While the Geneva Motor Show is just days away, Peugeot didn't wait for the festivities in Switzerland to debut its latest concept. Instead, the automaker revealed an autonomous car here at Mobile World Congress. Dubbed the Instinct Concept, the vehicle blends self-driving tech, home automation and cloud-based connectivity to define user profiles. The vehicle uses Samsung's ARTIK IoT platform to pull in all of your information from mobile devices, wearables and connected home gear to adapt the best driving or riding experience.
It's not just pulling in the information, either. The car also gives you access to all of those connected devices from the interior of the Instinct Concept. We're talking about temperature information from your Nest, what you like to watch from your smart TV or details from your virtual assistant on a gadget like Amazon Echo.
Speaking of Amazon, a number of other automakers have already enlisted Alexa to power AI inside their vehicles, Peugeot decided instead to go with Samsung's cloud platform to collect all of the info and data science company Sentience analyzes the details for what's relevant to the system. The car has it's own AI that passengers can interact with via spoken cues.
The Instinct Concept also features four modes that tailor the ride to you. There are two driving modes -- Drive Boost and Drive Relax -- for performance or more every day driving scenarios. The former configures all of the drivetrain settings to produce the most power while the latter employs semi-autonomous features to ease the burden of evening traffic. There are also two self-driving modes: Auto Sharp will get you where you need to be in the most efficient manner and Auto Soft that makes comfort the top priority. Auto Soft will also take the scenic route so you have plenty of time to take a nap or finish a movie.

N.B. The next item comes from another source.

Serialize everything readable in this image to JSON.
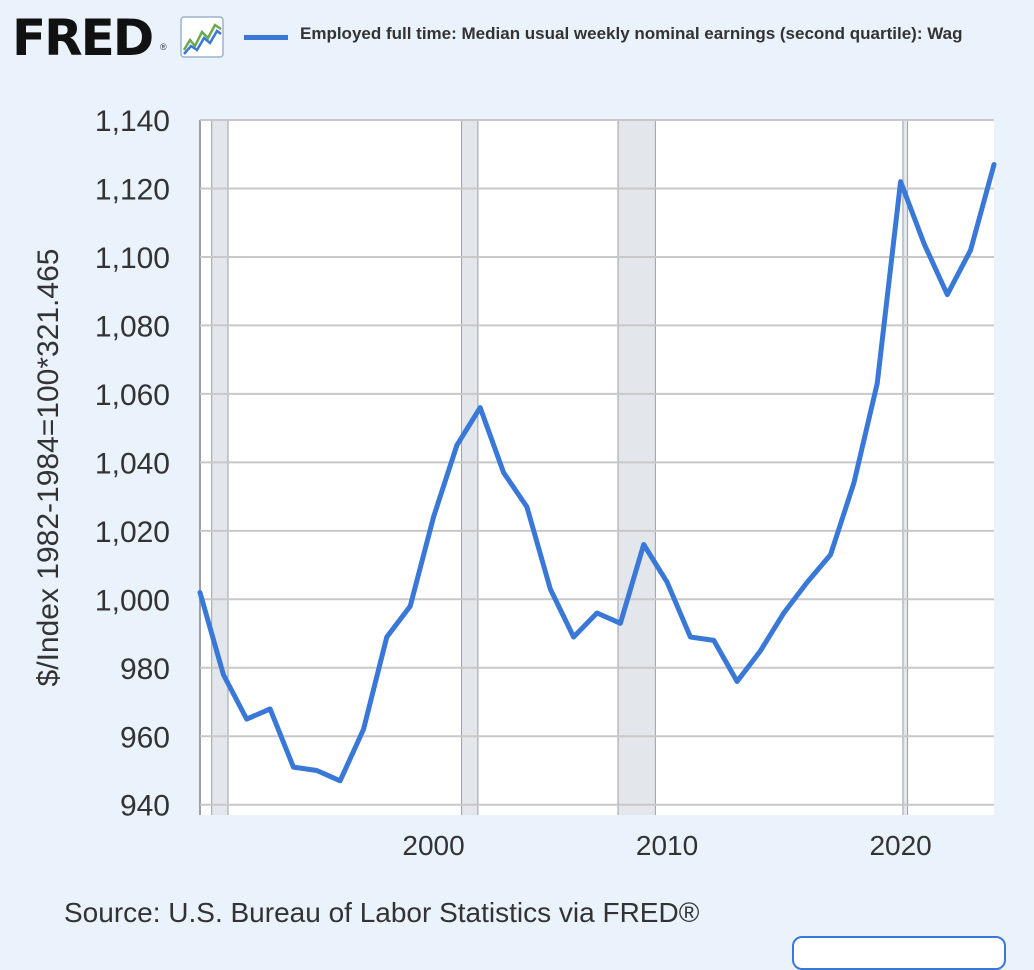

This particular vehicle hasn't been tested just yet, but Peugeot has already been doing trials with the underlying technology in other cars. Of course, at the concept stage there's no telling if the Instinct will make the leap to a full production model. However, the setup that pulls in all of your information to improve your ride that also makes your sportscar part of your home IoT setup is certainly an interesting idea. The automaker is part of the PSA Group which already has permission to conduct real-world self-driving car testing. Those trials are set to start this month and the plan is for the group to bring autonomous tech to its production vehicles by 2020.